At least 101 people were killed in bombings in two cities in Pakistan on Thursday, officials said, with most casualties caused by sectarian attacks in the city of Quetta.
Two coordinated explosions killed at least 69 people and injured more than 100 in Quetta, the provincial capital of Balochistan, on Thursday evening, said Deputy Inspector of Police Hamid Shakil.
The first of two coordinated attacks in Quetta on Thursday evening’s attack, in a snooker hall, appeared to be a suicide bombing, local residents said. About ten minutes later, a car bomb went off, they said. Five policemen and a cameraman were among the dead from that blast.

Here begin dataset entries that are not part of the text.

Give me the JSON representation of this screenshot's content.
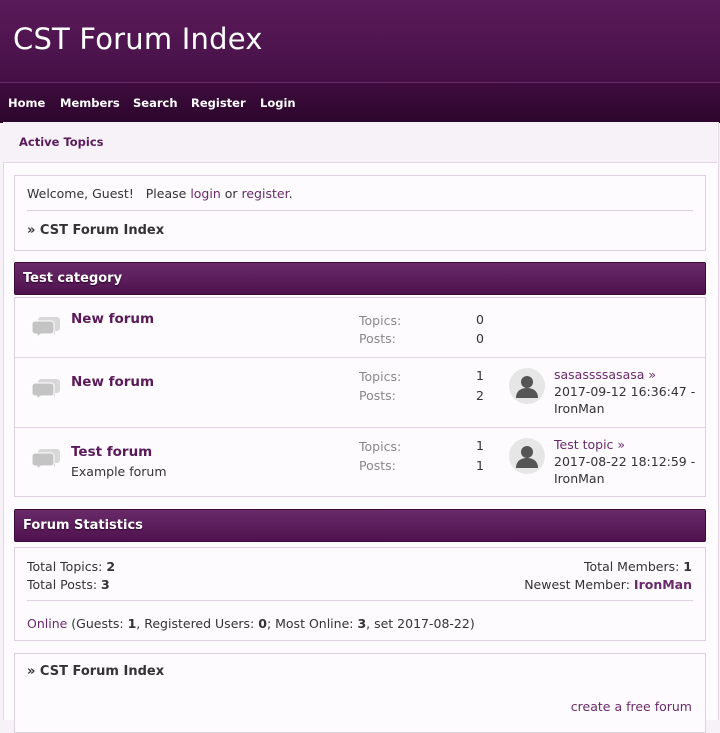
{
  "site": {
    "title": "CST Forum Index"
  },
  "nav": {
    "items": [
      "Home",
      "Members",
      "Search",
      "Register",
      "Login"
    ]
  },
  "subnav": {
    "active_topics": "Active Topics"
  },
  "welcome": {
    "prefix": "Welcome, Guest!   Please ",
    "login": "login",
    "or": " or ",
    "register": "register",
    "suffix": ".",
    "breadcrumb": "» CST Forum Index"
  },
  "category": {
    "title": "Test category",
    "forums": [
      {
        "name": "New forum",
        "description": "",
        "topics_label": "Topics:",
        "topics": "0",
        "posts_label": "Posts:",
        "posts": "0",
        "last_post": null
      },
      {
        "name": "New forum",
        "description": "",
        "topics_label": "Topics:",
        "topics": "1",
        "posts_label": "Posts:",
        "posts": "2",
        "last_post": {
          "title": "sasassssasasa »",
          "datetime": "2017-09-12 16:36:47 -",
          "author": "IronMan"
        }
      },
      {
        "name": "Test forum",
        "description": "Example forum",
        "topics_label": "Topics:",
        "topics": "1",
        "posts_label": "Posts:",
        "posts": "1",
        "last_post": {
          "title": "Test topic »",
          "datetime": "2017-08-22 18:12:59 -",
          "author": "IronMan"
        }
      }
    ]
  },
  "stats": {
    "title": "Forum Statistics",
    "total_topics_label": "Total Topics: ",
    "total_topics": "2",
    "total_posts_label": "Total Posts: ",
    "total_posts": "3",
    "total_members_label": "Total Members: ",
    "total_members": "1",
    "newest_member_label": "Newest Member: ",
    "newest_member": "IronMan",
    "online_link": "Online",
    "guests_label": " (Guests: ",
    "guests": "1",
    "registered_label": ", Registered Users: ",
    "registered": "0",
    "most_online_label": "; Most Online: ",
    "most_online": "3",
    "set_label": ", set 2017-08-22)"
  },
  "footer": {
    "breadcrumb": "» CST Forum Index",
    "link": "create a free forum"
  }
}
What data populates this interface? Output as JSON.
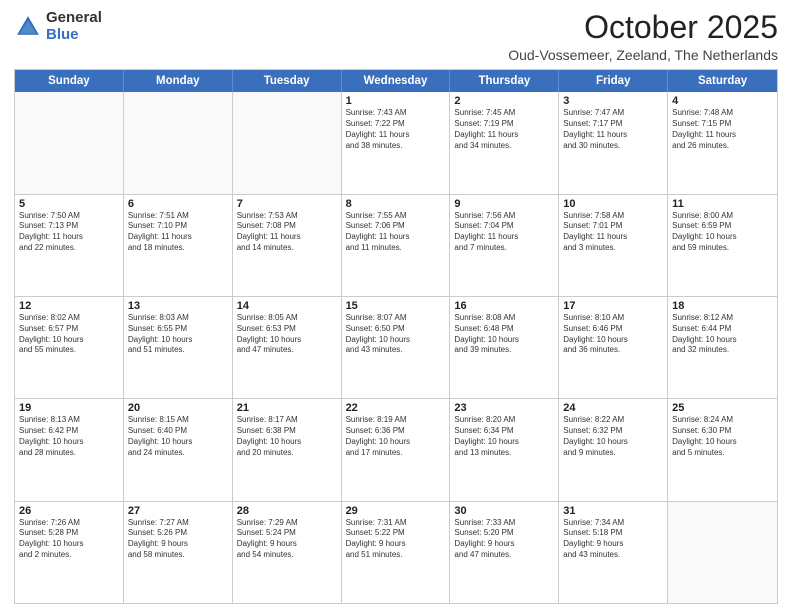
{
  "header": {
    "logo_general": "General",
    "logo_blue": "Blue",
    "month": "October 2025",
    "location": "Oud-Vossemeer, Zeeland, The Netherlands"
  },
  "days_of_week": [
    "Sunday",
    "Monday",
    "Tuesday",
    "Wednesday",
    "Thursday",
    "Friday",
    "Saturday"
  ],
  "weeks": [
    [
      {
        "day": "",
        "text": ""
      },
      {
        "day": "",
        "text": ""
      },
      {
        "day": "",
        "text": ""
      },
      {
        "day": "1",
        "text": "Sunrise: 7:43 AM\nSunset: 7:22 PM\nDaylight: 11 hours\nand 38 minutes."
      },
      {
        "day": "2",
        "text": "Sunrise: 7:45 AM\nSunset: 7:19 PM\nDaylight: 11 hours\nand 34 minutes."
      },
      {
        "day": "3",
        "text": "Sunrise: 7:47 AM\nSunset: 7:17 PM\nDaylight: 11 hours\nand 30 minutes."
      },
      {
        "day": "4",
        "text": "Sunrise: 7:48 AM\nSunset: 7:15 PM\nDaylight: 11 hours\nand 26 minutes."
      }
    ],
    [
      {
        "day": "5",
        "text": "Sunrise: 7:50 AM\nSunset: 7:13 PM\nDaylight: 11 hours\nand 22 minutes."
      },
      {
        "day": "6",
        "text": "Sunrise: 7:51 AM\nSunset: 7:10 PM\nDaylight: 11 hours\nand 18 minutes."
      },
      {
        "day": "7",
        "text": "Sunrise: 7:53 AM\nSunset: 7:08 PM\nDaylight: 11 hours\nand 14 minutes."
      },
      {
        "day": "8",
        "text": "Sunrise: 7:55 AM\nSunset: 7:06 PM\nDaylight: 11 hours\nand 11 minutes."
      },
      {
        "day": "9",
        "text": "Sunrise: 7:56 AM\nSunset: 7:04 PM\nDaylight: 11 hours\nand 7 minutes."
      },
      {
        "day": "10",
        "text": "Sunrise: 7:58 AM\nSunset: 7:01 PM\nDaylight: 11 hours\nand 3 minutes."
      },
      {
        "day": "11",
        "text": "Sunrise: 8:00 AM\nSunset: 6:59 PM\nDaylight: 10 hours\nand 59 minutes."
      }
    ],
    [
      {
        "day": "12",
        "text": "Sunrise: 8:02 AM\nSunset: 6:57 PM\nDaylight: 10 hours\nand 55 minutes."
      },
      {
        "day": "13",
        "text": "Sunrise: 8:03 AM\nSunset: 6:55 PM\nDaylight: 10 hours\nand 51 minutes."
      },
      {
        "day": "14",
        "text": "Sunrise: 8:05 AM\nSunset: 6:53 PM\nDaylight: 10 hours\nand 47 minutes."
      },
      {
        "day": "15",
        "text": "Sunrise: 8:07 AM\nSunset: 6:50 PM\nDaylight: 10 hours\nand 43 minutes."
      },
      {
        "day": "16",
        "text": "Sunrise: 8:08 AM\nSunset: 6:48 PM\nDaylight: 10 hours\nand 39 minutes."
      },
      {
        "day": "17",
        "text": "Sunrise: 8:10 AM\nSunset: 6:46 PM\nDaylight: 10 hours\nand 36 minutes."
      },
      {
        "day": "18",
        "text": "Sunrise: 8:12 AM\nSunset: 6:44 PM\nDaylight: 10 hours\nand 32 minutes."
      }
    ],
    [
      {
        "day": "19",
        "text": "Sunrise: 8:13 AM\nSunset: 6:42 PM\nDaylight: 10 hours\nand 28 minutes."
      },
      {
        "day": "20",
        "text": "Sunrise: 8:15 AM\nSunset: 6:40 PM\nDaylight: 10 hours\nand 24 minutes."
      },
      {
        "day": "21",
        "text": "Sunrise: 8:17 AM\nSunset: 6:38 PM\nDaylight: 10 hours\nand 20 minutes."
      },
      {
        "day": "22",
        "text": "Sunrise: 8:19 AM\nSunset: 6:36 PM\nDaylight: 10 hours\nand 17 minutes."
      },
      {
        "day": "23",
        "text": "Sunrise: 8:20 AM\nSunset: 6:34 PM\nDaylight: 10 hours\nand 13 minutes."
      },
      {
        "day": "24",
        "text": "Sunrise: 8:22 AM\nSunset: 6:32 PM\nDaylight: 10 hours\nand 9 minutes."
      },
      {
        "day": "25",
        "text": "Sunrise: 8:24 AM\nSunset: 6:30 PM\nDaylight: 10 hours\nand 5 minutes."
      }
    ],
    [
      {
        "day": "26",
        "text": "Sunrise: 7:26 AM\nSunset: 5:28 PM\nDaylight: 10 hours\nand 2 minutes."
      },
      {
        "day": "27",
        "text": "Sunrise: 7:27 AM\nSunset: 5:26 PM\nDaylight: 9 hours\nand 58 minutes."
      },
      {
        "day": "28",
        "text": "Sunrise: 7:29 AM\nSunset: 5:24 PM\nDaylight: 9 hours\nand 54 minutes."
      },
      {
        "day": "29",
        "text": "Sunrise: 7:31 AM\nSunset: 5:22 PM\nDaylight: 9 hours\nand 51 minutes."
      },
      {
        "day": "30",
        "text": "Sunrise: 7:33 AM\nSunset: 5:20 PM\nDaylight: 9 hours\nand 47 minutes."
      },
      {
        "day": "31",
        "text": "Sunrise: 7:34 AM\nSunset: 5:18 PM\nDaylight: 9 hours\nand 43 minutes."
      },
      {
        "day": "",
        "text": ""
      }
    ]
  ]
}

The attack happened in a predominately Shiite neighbourhood and banned sectarian group Lashkar-e-Jhangvi claimed responsibility. The extremist Sunni group targets Shiites, who make up about 20 percent of Pakistani’s population.
Earlier in the day, a blast in Quetta’s market killed 11 people and injured more than 40, mostly vegetable sellers and secondhand clothes dealers, police officer Zubair Mehmood said. A child was also killed.
The United Baloch Army claimed responsibility for that blast. The group is one of several fighting for independence for Balochistan, an arid, impoverished region with substantial gas, copper and gold reserves, which constitutes just under half of Pakistan’s territory and is home to about 8 million of the country’s population of 180 million.
Sectarian attacks are also on the rise, and militant groups frequently bomb or shoot Shia passengers on buses travelling to neighboring Iran.
In another incident Thursday, 21 were killed and more than 60 injured in a bombing when people gathered to hear a religious leader speak in Mingora, the largest city in the northwestern province of Swat, police and officials at the Saidu Sharif hospital said.
“The death toll may rise as some of the injured are in critical condition and we are receiving more and more injured people,” said Dr. Niaz Mohammad.
Police initially said the Swat blast was caused by a gas cylinder but later police chief Akhtar Hayat said it was a bomb.
It has been more than two years since a militant attack has claimed that many lives in Swat.
The mountainous region, formerly a tourist destination, has been administered by the Pakistani army since their 2009 offensive drove out Taliban militants who had taken control.
But the Taliban retain the ability to attack in Swat and shot schoolgirl campaigner Malala Yousufzai in Mingora last October.
A Taliban spokesman said they were not responsible for Thursday’s bombing.